What Christmas really speaks of is that we can have a relationship with Jesus Christ. Really, that is the primary message of Christmas: God came to us. As Matthew’s gospel says, “So all this was done that it might be fulfilled which was spoken by the Lord through the prophet, saying: ‘Behold, the virgin shall be with child, and bear a Son, and they shall call His name Immanuel,’ which is translated, ‘God with us'” (Matthew 1:22–23 NKJV).
The message of Christmas is not “Let it snow” or “Let us shop.” It is “Let us worship.” Why? Because God is with us. The first Christmas gifts were not presented by the wise men to the Child. The first gift of Christmas was the gift of Jesus Christ from God to us: “For God so loved the world that He gave His only begotten Son, that whoever believes in Him should not perish but have everlasting life” (John 3:16).
It is all about Immanuel, and it means this: You will never be alone in life again. Jesus said, “If anyone loves Me, he will keep My word; and My Father will love him, and We will come to him and make Our home with him” (John 14:23). That is an amazing statement. God the Father and God the Son are saying they want to make their home with you and me.
Jesus also said, “Lo, I am with you always, even to the end of the age” (Matthew 28:20). That is a promise to all people that we will never be alone again. Why? Because God is with us. Jesus said, “I will never leave you nor forsake you” (Hebrews 13:5 NLT). If you were to translate that from the original language, it would read something like this: “I will never, no never, no never leave you or forsake you.” Christmas is about undoing loneliness. He will be with you on the happy days. He will be with you on the sad days. He will be with you on the hard days. He will be with you through all of your days. Then, he will be waiting for you on the other side to welcome you into glory. You don’t have to be afraid because God is with you.
Maybe this will be a difficult Christmas for you this year. Maybe your marriage fell apart and you are alone. God is with you. Maybe your kids have forgotten about you this year. But God hasn’t forgotten about you. God is with you. Maybe your parents have forgotten about you. But God your Father hasn’t forgotten about you.
Sometimes people have asked me how to get through the holidays after they have lost a loved one. Is there some book they can read? My answer is they don’t need a manual – they need Immanuel. They need to know that God is there. They need to lean into him. That is the essential message of this holiday season: that God came near. He came to this earth. He breathed our air. He lived our life. He died our death.

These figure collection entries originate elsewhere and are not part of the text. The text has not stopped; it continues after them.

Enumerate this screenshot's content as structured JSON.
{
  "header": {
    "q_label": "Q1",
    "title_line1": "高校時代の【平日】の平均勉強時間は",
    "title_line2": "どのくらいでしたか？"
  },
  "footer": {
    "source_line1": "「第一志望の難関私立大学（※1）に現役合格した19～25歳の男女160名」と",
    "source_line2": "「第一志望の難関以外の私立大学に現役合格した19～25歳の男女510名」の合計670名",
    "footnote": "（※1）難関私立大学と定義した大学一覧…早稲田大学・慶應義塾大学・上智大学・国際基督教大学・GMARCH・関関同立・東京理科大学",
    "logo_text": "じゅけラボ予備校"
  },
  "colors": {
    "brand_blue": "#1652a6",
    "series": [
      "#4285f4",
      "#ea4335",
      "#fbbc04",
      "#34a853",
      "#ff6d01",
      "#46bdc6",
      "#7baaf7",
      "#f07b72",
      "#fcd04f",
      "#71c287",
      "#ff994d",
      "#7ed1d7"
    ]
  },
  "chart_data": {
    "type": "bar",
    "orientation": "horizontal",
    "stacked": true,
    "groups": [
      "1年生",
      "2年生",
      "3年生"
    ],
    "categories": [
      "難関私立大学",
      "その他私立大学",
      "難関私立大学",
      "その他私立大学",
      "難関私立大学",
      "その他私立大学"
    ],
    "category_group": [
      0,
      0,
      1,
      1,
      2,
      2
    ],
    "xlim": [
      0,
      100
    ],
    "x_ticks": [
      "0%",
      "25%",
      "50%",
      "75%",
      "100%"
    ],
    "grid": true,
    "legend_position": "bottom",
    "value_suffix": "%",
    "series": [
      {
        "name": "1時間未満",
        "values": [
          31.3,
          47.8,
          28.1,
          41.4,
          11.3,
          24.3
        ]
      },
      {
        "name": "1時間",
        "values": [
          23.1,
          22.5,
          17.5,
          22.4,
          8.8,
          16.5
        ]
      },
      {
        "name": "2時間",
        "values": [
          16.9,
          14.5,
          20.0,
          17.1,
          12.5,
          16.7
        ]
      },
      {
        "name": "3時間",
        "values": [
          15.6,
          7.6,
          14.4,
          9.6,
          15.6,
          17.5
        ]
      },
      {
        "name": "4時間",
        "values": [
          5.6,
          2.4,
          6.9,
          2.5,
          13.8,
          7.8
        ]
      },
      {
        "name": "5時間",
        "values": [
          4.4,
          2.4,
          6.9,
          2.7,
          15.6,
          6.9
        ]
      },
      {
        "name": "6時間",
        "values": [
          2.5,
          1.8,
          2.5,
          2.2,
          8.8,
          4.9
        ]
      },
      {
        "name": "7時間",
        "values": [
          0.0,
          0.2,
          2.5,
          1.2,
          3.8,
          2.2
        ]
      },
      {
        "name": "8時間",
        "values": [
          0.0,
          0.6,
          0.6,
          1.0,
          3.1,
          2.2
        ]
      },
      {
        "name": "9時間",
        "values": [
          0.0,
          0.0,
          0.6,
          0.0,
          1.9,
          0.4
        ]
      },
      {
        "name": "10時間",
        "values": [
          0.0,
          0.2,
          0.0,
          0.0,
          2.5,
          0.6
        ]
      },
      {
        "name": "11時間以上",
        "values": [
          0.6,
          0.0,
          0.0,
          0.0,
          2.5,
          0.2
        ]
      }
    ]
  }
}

A song that is often sung at this time of the year is “I Heard the Bells on Christmas Day,” written by the poet Henry Wadsworth Longfellow on Christmas Day in 1864. His son had run away the year before to join the Union army and had been severely wounded. Longfellow’s wife, Frances, had died in a fire in 1861. Wanting to pull himself out of his despair, he wrote down the words,
I heard the bells on Christmas Day
Their old, familiar carols play,
And wild and sweet the words repeat
Of peace on earth, good-will to men!
As he thought how bleak things were in the nation and how hard things were in his life, he wrote,
And in despair I bowed my head:
“There is no peace on earth,” I said,
“For hate is strong, and mocks the song
Of peace on earth, good-will to men!”
But then, gaining an eternal perspective, Longfellow wrote these words:
Then pealed the bells more loud and deep:
“God is not dead, nor doth He sleep;
The Wrong shall fail, the Right prevail,
With peace on earth, good-will to men.”
I love those words: “God is not dead, nor doth He sleep; the Wrong shall fail, the Right prevail. …” One day in heaven, all the wrongs will be righted. All the questions will be answered. One day, the promise of Christmas will be fulfilled in heaven.
If we put too much into the Christmas holiday itself, we will be disappointed. Christmas can’t deliver on its promises. It is not the fault of Christmas per se. It is really our fault. We have built it up so much in our minds that no single event ever could deliver what we really want. Christmas cannot bring harmony to our homes. Christmas cannot bring peace on earth. Christmas cannot bring happiness. But Christ can do all of this and more.
That is what we are longing for, deep down inside – not Christmas, but Christ. Not merriment, but the Messiah. Not goodwill, but God. Not presents, but God’s presence in our lives. Anyone or anything short of that will disappoint.